Il Reverendo e concittadino Vincenzo Fiore, amministratore della chiesa della Libera, annotò nel 1868, attingendo a un antico manoscritto conservato nell’archivio della chiesa, che il 29 maggio del 1453 cadde Costantinopoli e finiva l’impero bizantino. Questo dato è genuinamente storico. Ricchi cristiani che scamparono ai massacri presero quanto di più prezioso avevano e lo caricarono su bastimenti alla volta di Venezia. Fu così che alla data del 2 luglio del 1453 accadde quel portentoso avvenimento sul lido di Rodi. Racconti simili, comunque, sono stati conservati anche a Siponto, Merino e Vieste. Quel che è certo è che l’immagine mariana è certamente da attribuire a un pennello greco-bizantino e potrebbe essere molto più antica di quello che si crede. Verso il 725, per esempio, l’imperatore d’Oriente Leone III Isaurico iniziò a chiedersi se le calamità che affliggevano a quel tempo l’Impero (tra cui un’eruzione vulcanica nel Mar Egeo) non fossero dovute alla collera divina e cercò di conseguenza di ingraziarsi il Signore. L’Imperatore era giunto alla convinzione che il Signore fosse in collera con i Bizantini perché adoravano le icone religiose, cosa che era contraria alle leggi di Mosè. Influenzato anche dalla vicinanza dei musulmani che vietavano l’adorazione delle icone, fu convinto ad adottare una politica iconoclastica (distruzione delle icone). Nacquero tumulti che durarono molto a lungo. Fu da allora che fedeli cattolici d’Oriente cominciarono a sottrarre immagini e a spedirle su navi verso l’Occidente dove non c’era l’iconoclastia. Fu forse quella l’epoca in cui molte città della costa pugliese ebbero le loro immagini sacre protettrici, non esclusa Bari, con quella della Madonna dell’Odigitria? E’ possibile. Anche i Merinati e i Rodiani, che commerciavano con l’Oriente potevano portare in patria immagini simili a protezione della loro terra, non necessariamente nell’anno 725 o nel 1453, ma anche in una data intermedia. Il misticismo che circonda questo culto rimarrebbe intatto perché gli ingredienti essenziali del successo della venerazione di questa icona ci sono tutti: un po’ di storia e un po’ di leggenda sapientemente miscelate, volutamente o meno. Ma perché far festa proprio il 2 luglio?

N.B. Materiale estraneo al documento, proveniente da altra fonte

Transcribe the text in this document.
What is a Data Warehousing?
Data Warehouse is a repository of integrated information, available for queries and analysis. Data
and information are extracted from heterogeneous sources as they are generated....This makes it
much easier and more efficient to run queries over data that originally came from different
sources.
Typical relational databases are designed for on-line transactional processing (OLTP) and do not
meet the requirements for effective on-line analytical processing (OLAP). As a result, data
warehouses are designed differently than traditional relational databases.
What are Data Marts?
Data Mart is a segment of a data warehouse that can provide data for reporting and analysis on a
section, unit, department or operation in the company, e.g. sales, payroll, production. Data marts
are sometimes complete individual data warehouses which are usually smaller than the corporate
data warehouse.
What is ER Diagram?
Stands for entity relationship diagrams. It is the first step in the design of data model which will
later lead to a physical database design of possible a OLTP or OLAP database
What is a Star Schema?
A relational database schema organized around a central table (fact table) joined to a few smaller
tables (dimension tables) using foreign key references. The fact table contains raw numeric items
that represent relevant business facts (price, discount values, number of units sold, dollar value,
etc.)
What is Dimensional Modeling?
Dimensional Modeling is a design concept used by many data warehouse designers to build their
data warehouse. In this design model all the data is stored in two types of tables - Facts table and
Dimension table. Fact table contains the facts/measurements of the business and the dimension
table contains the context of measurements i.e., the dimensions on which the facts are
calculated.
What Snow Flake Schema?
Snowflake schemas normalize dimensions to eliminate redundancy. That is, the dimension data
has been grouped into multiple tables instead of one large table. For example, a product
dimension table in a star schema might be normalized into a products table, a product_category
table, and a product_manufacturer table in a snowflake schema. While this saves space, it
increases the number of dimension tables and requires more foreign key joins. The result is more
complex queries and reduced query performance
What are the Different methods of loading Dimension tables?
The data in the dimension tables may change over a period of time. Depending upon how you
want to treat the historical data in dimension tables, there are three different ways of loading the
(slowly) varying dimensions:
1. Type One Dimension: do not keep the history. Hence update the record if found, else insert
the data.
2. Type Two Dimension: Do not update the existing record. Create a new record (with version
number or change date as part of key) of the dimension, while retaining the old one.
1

Anche la data del 2 luglio, consacrata alla festività della Madonna della Libera, presenta dei nodi da sciogliere, se vogliamo uscire dall’alone del mistero e cercare qualcosa di più tangibile. La festa della Visitazione della Beata Vergine Maria fu istituita nel 1389 con un decreto redatto da papa Urbano VI ma promulgato, dopo la sua morte, dal successore Bonifacio IX, per impetrare dalla Madonna la fine del grande scisma d’Occidente. E nel 1441 il sinodo di Basilea confermò la festa. Nel calendario romano era stata fissata alla data del 2 luglio, perché in tale giorno era già celebrata dai frati Minori Francescani fin dal 1263. Stando a questa ipotesi, il quadro della Madonna rodiana risalirebbe a una data precedente a quella del 1453.

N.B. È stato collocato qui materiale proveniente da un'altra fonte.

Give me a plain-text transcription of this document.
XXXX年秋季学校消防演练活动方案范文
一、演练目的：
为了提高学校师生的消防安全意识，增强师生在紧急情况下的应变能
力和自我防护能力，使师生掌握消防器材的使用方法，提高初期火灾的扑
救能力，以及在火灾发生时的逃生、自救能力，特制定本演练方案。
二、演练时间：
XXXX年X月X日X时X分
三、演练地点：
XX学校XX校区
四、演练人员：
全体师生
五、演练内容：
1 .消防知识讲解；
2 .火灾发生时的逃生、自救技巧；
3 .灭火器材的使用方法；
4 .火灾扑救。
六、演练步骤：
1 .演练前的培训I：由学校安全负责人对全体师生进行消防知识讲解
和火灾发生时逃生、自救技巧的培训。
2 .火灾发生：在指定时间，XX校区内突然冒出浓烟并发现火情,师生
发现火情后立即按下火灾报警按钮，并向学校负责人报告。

Quanto al tempio, esso risale a un’epoca più remota e imprecisabile. Da una semplice cappella, più volte restaurata o demolita, venne infine costruito il tempio con la sua bella cupola. Si narra anche che in quell’occasione perdesse la vita un mastro muratore, un tal Francesco Fusilli. Il tempio fu consacrato nel 1826 dall’arcivescovo di Manfredonia, Eustachio Dentice. Le navate laterali furono invece aggiunte verso la fine dell’800, grazie alle donazioni di devoti, tra i quali spicca il nome di Tommaso del Giudice.